[abetusk]

Interesting. The assumption is that the Normal Distribution is two dimensional, that it's rotationally invariant and that the X and Y coordinate are statistically independent. From this, they find the polar equation, phi(r) is proportional to a Cartesian one, f(x) * f(y). Since phi(r) = phi(sqrt(x^2 + y^2)) which is then proportional to f(x) * f(y).

More succinctly:

    phi(r) = phi(sqrt(x^2 + y^2)) = f(x) * f(y)
    phi(sqrt(x^2 + 0)) = f(x) * f(0) = lamba * f(x)
    -> phi(x) = lamba * f(x)
    -> phi(r) = lamba f(sqrt(x^2 + y^2)) = f(x) * f(y)

With the last line because of rotational invariance and statistical independence of the two dimensional axies. I haven't followed the rest but I assume (maybe with some other minor assumptions?) that the equation, lambda f(sqrt(x^2 + y^2)) = f(x) * f(y), uniquely determines the Gaussian.
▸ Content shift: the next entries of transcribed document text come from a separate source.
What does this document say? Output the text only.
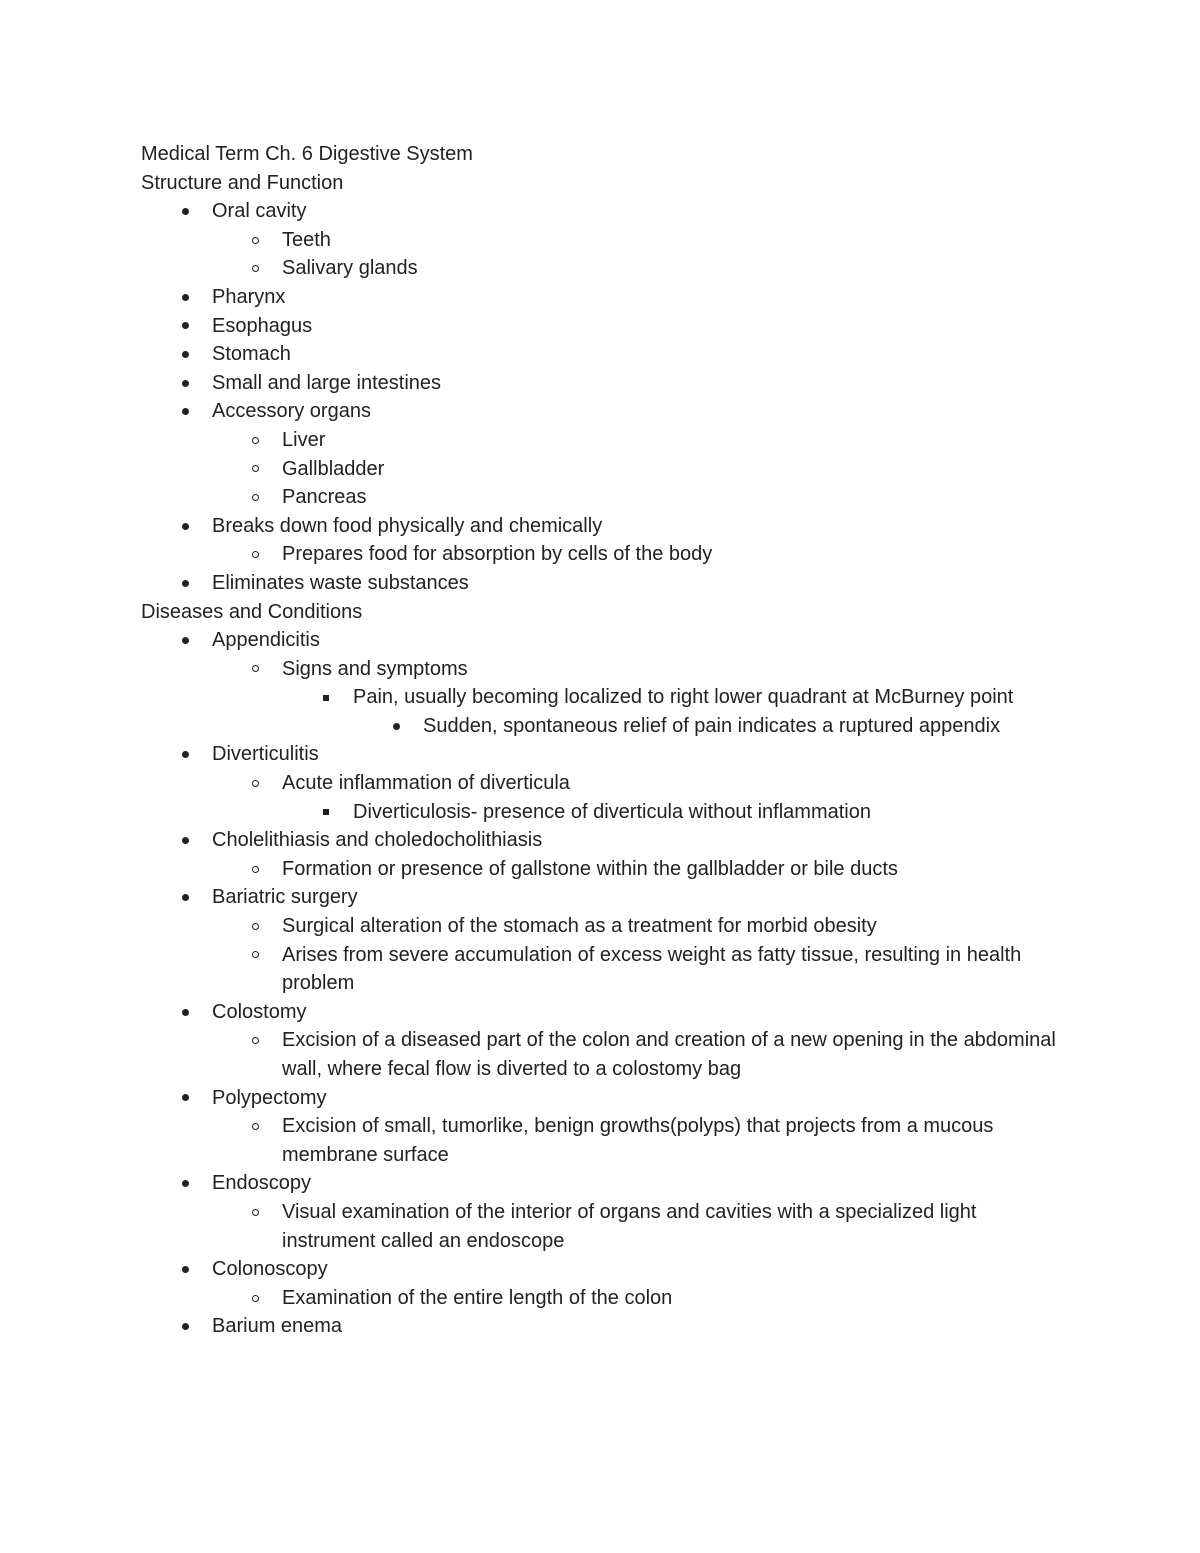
Medical Term Ch. 6 Digestive System
Structure and Function
Oral cavity
Teeth
Salivary glands
Pharynx
Esophagus
Stomach
Small and large intestines
Accessory organs
Liver
Gallbladder
Pancreas
Breaks down food physically and chemically
Prepares food for absorption by cells of the body
Eliminates waste substances
Diseases and Conditions
Appendicitis
Signs and symptoms
Pain, usually becoming localized to right lower quadrant at McBurney point
Sudden, spontaneous relief of pain indicates a ruptured appendix
Diverticulitis
Acute inflammation of diverticula
Diverticulosis- presence of diverticula without inflammation
Cholelithiasis and choledocholithiasis
Formation or presence of gallstone within the gallbladder or bile ducts
Bariatric surgery
Surgical alteration of the stomach as a treatment for morbid obesity
Arises from severe accumulation of excess weight as fatty tissue, resulting in health problem
Colostomy
Excision of a diseased part of the colon and creation of a new opening in the abdominal wall, where fecal flow is diverted to a colostomy bag
Polypectomy
Excision of small, tumorlike, benign growths(polyps) that projects from a mucous membrane surface
Endoscopy
Visual examination of the interior of organs and cavities with a specialized light instrument called an endoscope
Colonoscopy
Examination of the entire length of the colon
Barium enema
I've long struggled to find a clear explanation of where the Normal formula comes from. The best description I've seen is by deriving limiting distribution of sums of uniform distributions on a unit interval, say. The sum of identical and independently distributed random variables is a convolution which can be 'de-convolved' by taking the Fourier Transform. After the Fourier transform, the sum of the random variables turns into a product which can easily be approximated. There's extra work involved in proving the Fourier transform of a Gaussian is itself Gaussian and some other technicalities (not to mention this is only for uniform distributions that are identical) but this seems much more motivated to me than any other descriptions I've heard, including this one.

As a benefit, if I remember correctly, the same trick works to derive the basics of Levy stable distributions as well.